Greece and the United States signed a five-year extension of the Mutual Defense Cooperation Agreement, which has been renewed each year since 1990, with an understanding it will remain in force indefinitely afterward unless either country gives a two-year notice.
Greece will also allow a greater US troop presence in sites including Alexandroupolis — a port near the Turkish border — as well as the key US hub of Souda Bay in Crete.
Signing the agreement with Secretary of State Antony Blinken, Greek Foreign Minister Nikos Dendias did not explicitly mention Turkey but said Athens has peacefully worked to set maritime demarcations with other neighbors — Egypt, Italy and Albania.
“In the Eastern Mediterranean,” Dendias said, “Greece is facing a casus belli, a threat with war if it exercises its sovereign rights and, I have to say, Greece is facing daily provocation.”
“Greece is committed to resolve disputes with diplomacy and always in accordance with international law,” he said.
Blinken called Greece a “strong and reliable ally” and, in a later statement, said the expanded agreement would “advance security and stability in the Eastern Mediterranean and beyond.”
Tensions soared last year when Turkey sent an exploration ship and small navy flotilla to conduct research in waters that Greece considers its own under treaties.
The Greek parliament a week ago ratified a major defense agreement with France, with Athens buying three frigates at a cost of three billion euros ($3.5 billion).

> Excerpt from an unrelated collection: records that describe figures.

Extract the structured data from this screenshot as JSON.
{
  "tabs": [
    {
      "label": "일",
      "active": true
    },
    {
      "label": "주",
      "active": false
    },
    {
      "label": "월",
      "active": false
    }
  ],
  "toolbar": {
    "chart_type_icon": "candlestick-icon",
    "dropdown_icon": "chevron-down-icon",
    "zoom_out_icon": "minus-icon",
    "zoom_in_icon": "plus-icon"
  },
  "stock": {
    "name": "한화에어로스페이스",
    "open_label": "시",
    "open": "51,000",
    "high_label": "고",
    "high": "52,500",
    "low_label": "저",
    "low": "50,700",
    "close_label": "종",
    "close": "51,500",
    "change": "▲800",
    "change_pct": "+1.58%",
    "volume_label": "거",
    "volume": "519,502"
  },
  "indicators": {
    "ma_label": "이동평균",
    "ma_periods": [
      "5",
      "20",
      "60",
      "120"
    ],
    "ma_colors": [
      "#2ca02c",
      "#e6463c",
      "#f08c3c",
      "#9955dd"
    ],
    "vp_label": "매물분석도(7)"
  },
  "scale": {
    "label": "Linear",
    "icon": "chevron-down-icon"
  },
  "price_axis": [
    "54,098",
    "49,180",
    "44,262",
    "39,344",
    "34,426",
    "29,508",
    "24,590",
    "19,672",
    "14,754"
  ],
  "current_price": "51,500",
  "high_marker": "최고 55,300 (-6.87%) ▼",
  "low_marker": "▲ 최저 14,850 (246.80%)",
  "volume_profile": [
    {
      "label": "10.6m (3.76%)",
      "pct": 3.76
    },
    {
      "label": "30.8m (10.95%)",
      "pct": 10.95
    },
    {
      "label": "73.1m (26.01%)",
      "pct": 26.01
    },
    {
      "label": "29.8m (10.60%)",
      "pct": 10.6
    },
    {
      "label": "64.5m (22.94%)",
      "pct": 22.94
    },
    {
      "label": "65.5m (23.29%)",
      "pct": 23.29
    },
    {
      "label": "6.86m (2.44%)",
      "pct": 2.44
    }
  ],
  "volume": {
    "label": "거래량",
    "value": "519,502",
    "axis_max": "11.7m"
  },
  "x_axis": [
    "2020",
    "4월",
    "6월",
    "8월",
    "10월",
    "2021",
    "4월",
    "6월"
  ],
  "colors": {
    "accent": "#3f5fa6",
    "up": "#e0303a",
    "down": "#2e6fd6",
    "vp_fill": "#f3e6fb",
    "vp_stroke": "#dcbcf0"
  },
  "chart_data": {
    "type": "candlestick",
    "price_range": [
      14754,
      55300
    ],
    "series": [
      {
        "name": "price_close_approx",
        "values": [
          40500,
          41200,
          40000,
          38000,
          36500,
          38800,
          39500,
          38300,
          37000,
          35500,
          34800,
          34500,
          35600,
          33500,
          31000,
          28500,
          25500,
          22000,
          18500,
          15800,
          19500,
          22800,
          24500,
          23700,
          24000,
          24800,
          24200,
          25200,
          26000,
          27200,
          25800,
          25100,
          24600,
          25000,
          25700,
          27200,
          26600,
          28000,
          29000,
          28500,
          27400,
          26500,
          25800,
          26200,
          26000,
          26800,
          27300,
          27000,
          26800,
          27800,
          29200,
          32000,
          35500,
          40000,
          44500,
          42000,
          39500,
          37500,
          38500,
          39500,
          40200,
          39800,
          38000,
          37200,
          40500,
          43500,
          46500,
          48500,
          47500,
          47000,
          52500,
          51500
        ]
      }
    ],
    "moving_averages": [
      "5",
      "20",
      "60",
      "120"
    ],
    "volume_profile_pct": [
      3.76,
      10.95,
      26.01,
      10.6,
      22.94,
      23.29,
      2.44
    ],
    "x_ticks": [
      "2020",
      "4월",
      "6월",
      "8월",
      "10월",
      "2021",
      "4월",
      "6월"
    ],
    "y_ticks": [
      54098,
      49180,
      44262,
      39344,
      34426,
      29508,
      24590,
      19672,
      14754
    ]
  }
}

Turkey denounced the French deal, saying the goal was the “isolating and alienating of Turkey instead of cooperation.”
In a recent radio interview, Greek junior foreign minister Miltiadis Varvitsiotis called Turkey’s reaction “very intense and aggressive,” and said the US expansion in Alexandroupolis sends “a very strong message regarding the protection of the Greek-Turkish border” — also a key gateway for undocumented migrants into the European Union.
France secured the deal with Greece over a US bid as it was smarting from the loss of a major submarine contract with Australia, which said it needed US nuclear technology amid rising tension with China.
In a new effort to ease European concerns of being sidelined, Blinken announced in a separate meeting Thursday with EU foreign policy chief Josep Borrell that the two sides would establish consultations on the Indo-Pacific.
Dendias voiced appreciation for the US commitment to Greece, saying, “We understand that the United States is increasingly preoccupied with challenges in other parts of the world.”
He said the agreement with France will “contribute to enhancing the European pillar of NATO” and will promote “fairer burden-sharing between the two sides of the Atlantic.”
A senior State Department official said that Prime Minister Kyriakos Mitsotakis’ government, after choosing French frigates, took “great pains to emphasize that this in no way detracts from the US-Greece relationship.”
The official also said that, despite public statements, the situation between Turkey and Greece has “significantly improved.”
“The two governments at a political level had decided that they did not want a repeat of what we all lived through in summer of 2020,” he said.